Bilal Asif

Personal information
- Full name: Mohammad Bilal Asif
- Born: 24 September 1985 (age 40) Sialkot, Punjab, Pakistan
- Height: 6 ft 3 in (191 cm)
- Batting: Right-handed
- Bowling: Right-arm off break
- Role: All-rounder
- Relations: Zahid Saeed (uncle)

International information
- National side: Pakistan (2015-2018);
- Test debut (cap 233): 7 October 2018 v Australia
- Last Test: 3 December 2018 v New Zealand
- ODI debut (cap 206): 3 October 2015 v Zimbabwe
- Last ODI: 11 November 2015 v England

Domestic team information
- 2011–present: Sialkot
- 2015: Sialkot Stallions
- 2016: Quetta Gladiators
- 2018–: Lahore Qalandars
- 2019/20–present: Central Punjab

Career statistics
| Competition | Test | ODI |
| Matches | 5 | 3 |
| Runs scored | 73 | 40 |
| Batting average | 9.12 | 13.33 |
| 100s/50s | 0/0 | 0/0 |
| Top score | 15 | 38 |
| Balls bowled | 1174 | 132 |
| Wickets | 16 | 5 |
| Bowling average | 26.50 | 19.20 |
| 5 wickets in innings | 2 | 1 |
| 10 wickets in match | 0 | 0 |
| Best bowling | 6/36 | 5/25 |
| Catches/stumpings | 0/– | 2/– |
- Source: Cricinfo, 22 January 2021

= Bilal Asif =

Pakistani cricketer

Mohammad Bilal Asif (born 24 September 1985) is a Pakistani cricketer who represents the national team and also a singer-songwriter.
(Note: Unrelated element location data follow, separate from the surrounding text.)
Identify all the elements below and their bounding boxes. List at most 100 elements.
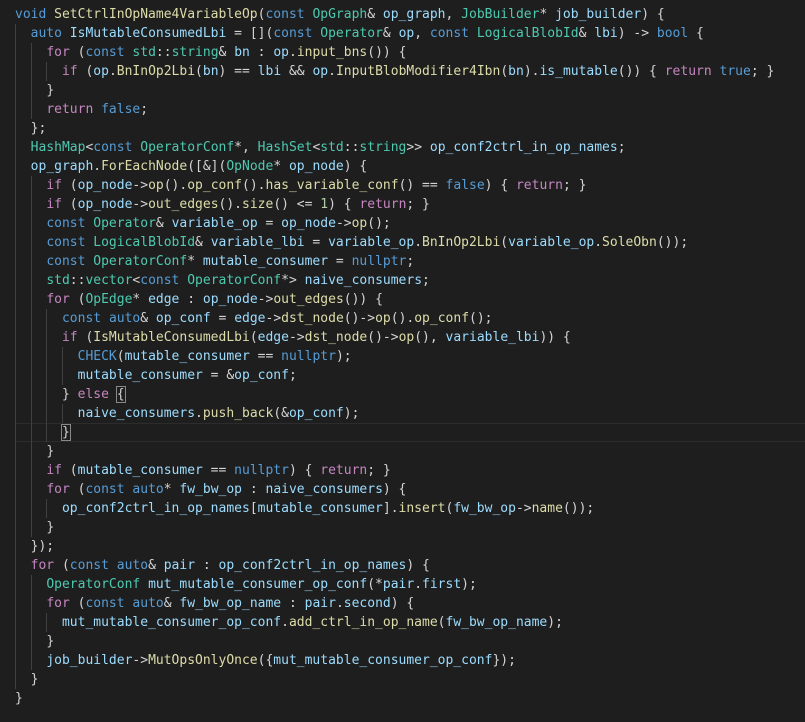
code-token: BnInOp2Lbi	[422, 235, 501, 250]
code-line[interactable]: auto IsMutableConsumedLbi = [](const Ope…	[15, 24, 805, 43]
code-line[interactable]: CHECK(mutable_consumer == nullptr);	[15, 347, 805, 366]
code-token: :	[249, 45, 274, 60]
code-token: = &	[202, 368, 235, 383]
code-token: OperatorConf	[93, 254, 188, 269]
code-line[interactable]: }	[15, 689, 805, 708]
code-token: op	[93, 64, 109, 79]
code-line[interactable]: }	[15, 442, 805, 461]
code-token: const	[46, 254, 86, 269]
code-line[interactable]: op_conf2ctrl_in_op_names[mutable_consume…	[15, 499, 805, 518]
code-line[interactable]: if (IsMutableConsumedLbi(edge->dst_node(…	[15, 328, 805, 347]
code-token: *	[187, 254, 203, 269]
code-token: naive_consumers	[265, 482, 383, 497]
code-line[interactable]: const auto& op_conf = edge->dst_node()->…	[15, 309, 805, 328]
code-token: fw_bw_op	[453, 501, 516, 516]
code-line[interactable]: return false;	[15, 100, 805, 119]
code-token: });	[30, 539, 55, 554]
code-token: edge	[234, 311, 266, 326]
code-token: string	[171, 45, 219, 60]
code-line[interactable]: }	[15, 632, 805, 651]
code-token: op_conf2ctrl_in_op_names	[218, 558, 407, 573]
code-line[interactable]: for (const std::string& bn : op.input_bn…	[15, 43, 805, 62]
code-line[interactable]: }	[15, 423, 805, 442]
code-token: pair	[163, 558, 196, 573]
code-line[interactable]: });	[15, 537, 805, 556]
code-token: ,	[445, 7, 462, 22]
code-token: true	[719, 64, 751, 79]
code-line[interactable]: if (op_node->op().op_conf().has_variable…	[15, 176, 805, 195]
code-token: ->	[132, 197, 149, 212]
code-token: std	[132, 45, 156, 60]
code-token: &	[155, 216, 172, 231]
code-token: &	[367, 7, 383, 22]
code-token: .	[414, 577, 423, 592]
code-line[interactable]: if (op.BnInOp2Lbi(bn) == lbi && op.Input…	[15, 62, 805, 81]
code-token: *	[163, 482, 180, 497]
code-line[interactable]: mut_mutable_consumer_op_conf.add_ctrl_in…	[15, 613, 805, 632]
code-line[interactable]: }	[15, 518, 805, 537]
code-token: }	[61, 387, 78, 402]
code-line[interactable]: }	[15, 81, 805, 100]
code-token: bn	[234, 45, 250, 60]
code-line[interactable]: if (mutable_consumer == nullptr) { retur…	[15, 461, 805, 480]
code-token: (	[61, 197, 78, 212]
code-token: op_conf	[234, 368, 289, 383]
code-editor[interactable]: void SetCtrlInOpName4VariableOp(const Op…	[0, 0, 805, 722]
code-line[interactable]: HashMap<const OperatorConf*, HashSet<std…	[15, 138, 805, 157]
code-line[interactable]: const LogicalBlobId& variable_lbi = vari…	[15, 233, 805, 252]
code-line[interactable]: };	[15, 119, 805, 138]
code-line[interactable]: if (op_node->out_edges().size() <= 1) { …	[15, 195, 805, 214]
code-line[interactable]: OperatorConf mut_mutable_consumer_op_con…	[15, 575, 805, 594]
code-token: op_node	[77, 178, 133, 193]
code-token: SetCtrlInOpName4VariableOp	[54, 7, 258, 22]
code-token: out_edges	[273, 292, 344, 307]
code-token: op_conf	[288, 406, 344, 421]
code-token: .	[594, 235, 603, 250]
code-line[interactable]: for (const auto& fw_bw_op_name : pair.se…	[15, 594, 805, 613]
code-token: )) {	[539, 330, 571, 345]
code-token: op	[351, 216, 368, 231]
code-line[interactable]: for (const auto* fw_bw_op : naive_consum…	[15, 480, 805, 499]
code-token: push_back	[202, 406, 274, 421]
code-line[interactable]: std::vector<const OperatorConf*> naive_c…	[15, 271, 805, 290]
code-line[interactable]: const Operator& variable_op = op_node->o…	[15, 214, 805, 233]
code-token: ()) {	[617, 64, 665, 79]
code-token: mut_mutable_consumer_op_conf	[61, 615, 282, 630]
code-line[interactable]: for (const auto& pair : op_conf2ctrl_in_…	[15, 556, 805, 575]
code-token: return	[515, 178, 563, 193]
code-token: OpEdge	[85, 292, 133, 307]
code-token: (	[500, 64, 509, 79]
code-token: LogicalBlobId	[476, 26, 579, 41]
code-token: auto	[108, 311, 141, 326]
code-line[interactable]: job_builder->MutOpsOnlyOnce({mut_mutable…	[15, 651, 805, 670]
code-token: *>	[281, 273, 305, 288]
code-token: ::	[343, 140, 360, 155]
code-token: ).	[523, 64, 540, 79]
code-token: (	[61, 178, 78, 193]
code-token: lbi	[257, 64, 282, 79]
code-token: .	[281, 615, 289, 630]
code-line[interactable]: } else {	[15, 385, 805, 404]
code-token: ;	[406, 254, 415, 269]
code-line[interactable]: void SetCtrlInOpName4VariableOp(const Op…	[15, 5, 805, 24]
code-token: ==	[249, 349, 282, 364]
code-token: CHECK	[77, 349, 117, 364]
code-token: }	[60, 424, 71, 441]
code-line[interactable]: op_graph.ForEachNode([&](OpNode* op_node…	[15, 157, 805, 176]
code-line[interactable]: const OperatorConf* mutable_consumer = n…	[15, 252, 805, 271]
code-line[interactable]: for (OpEdge* edge : op_node->out_edges()…	[15, 290, 805, 309]
code-line[interactable]: }	[15, 670, 805, 689]
code-line[interactable]: mutable_consumer = &op_conf;	[15, 366, 805, 385]
code-area[interactable]: void SetCtrlInOpName4VariableOp(const Op…	[15, 5, 805, 708]
code-token: );	[343, 406, 360, 421]
code-token: = [](	[226, 26, 274, 41]
code-token: op	[398, 330, 415, 345]
code-token: dst_node	[304, 330, 368, 345]
code-line[interactable]: naive_consumers.push_back(&op_conf);	[15, 404, 805, 423]
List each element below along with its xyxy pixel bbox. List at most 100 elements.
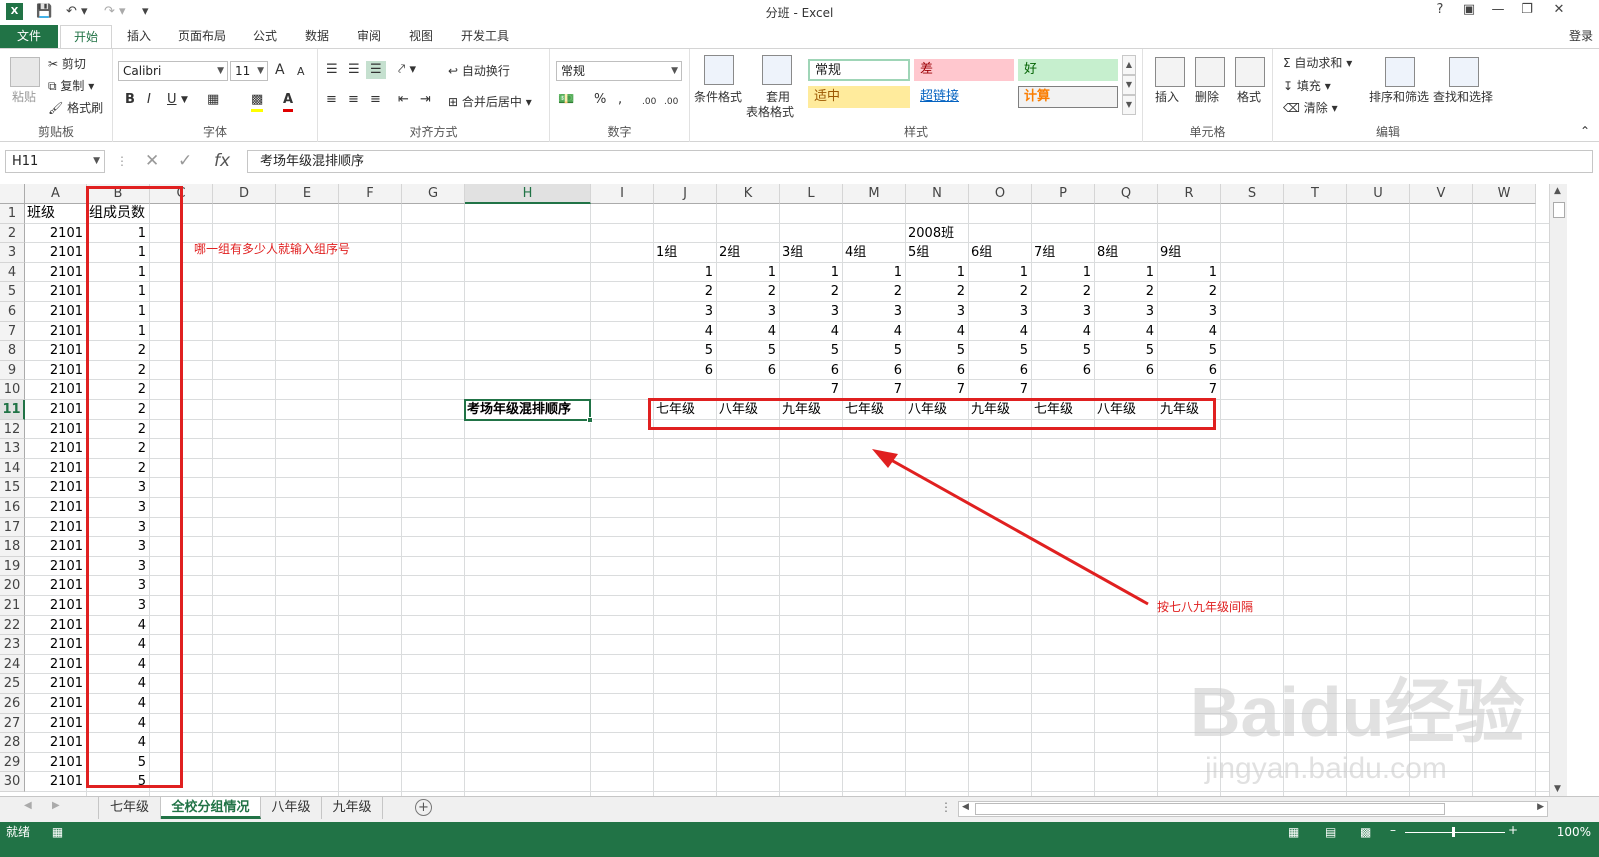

In August 2018, he was one of thirty-three players to be awarded a central contract for the 2018–19 season by the Pakistan Cricket Board (PCB).

== Personal life ==
The son of an electrician based in Kuwait, and the nephew of domestic left-arm seamer Zahid Saeed, Bilal Asif's family is from the Allo Mahar Sharif village, on the outskirts of Daska and close to Sialkot. In terms of education, he has a degree in arts and is fond of singing.

==Cricket career==
===Domestic career===
Asif holds the record for scoring the most runs on debut in a Twenty20 match, with 114.

In April 2018, he was named in Sindh's squad for the 2018 Pakistan Cup. He was the joint-leading wicket-taker for Sindh during the tournament, with six dismissals in four matches. In March 2019, he was named in Federal Areas' squad for the 2019 Pakistan Cup.

In September 2019, he was named in Central Punjab's squad for the 2019–20 Quaid-e-Azam Trophy tournament. In January 2021, he was named in Central Punjab's squad for the 2020–21 Pakistan Cup.

===International career===
He was named in Pakistan's One Day International (ODI) squad for their tour of Sri Lanka in July 2015, although he did not play. He made his ODI debut for Pakistan against Zimbabwe on 3 October 2015.

In his second ODI against Zimbabwe on 5 October 2015, Bilal took his first international five-wicket haul. Zimbabwe were all out for 161 runs and Bilal had figures of 5 for 25. He also hit 38 off 39 deliveries later on, while opening the batting. However, after the match he was reported for a suspect bowling action. He was recalled to Pakistan's Test squad on 19 October for the tour against England, after undergoing an evaluation on his bowling action. His action was cleared by the ICC on 30 October 2015.

In September 2017, he was named in Pakistan's Test squad for their series against Sri Lanka, but he did not play. In September 2018, he was named in Pakistan's Test squad for their series against Australia. He made his Test debut for Pakistan against Australia on 7 October 2018. He became the 11th bowler for Pakistan to take a five-wicket haul on debut in Tests.

In June 2020, he was named as one of four reserve players for Pakistan's tour to England during the COVID-19 pandemic.

==Music career==
In 2020 he launched his career as a singer-songwriter with the release of the Punjabi track Akhiyan.

In 2021 he wrote and sung Yeh Hai PSL, an unofficial anthem for the Pakistan Super League.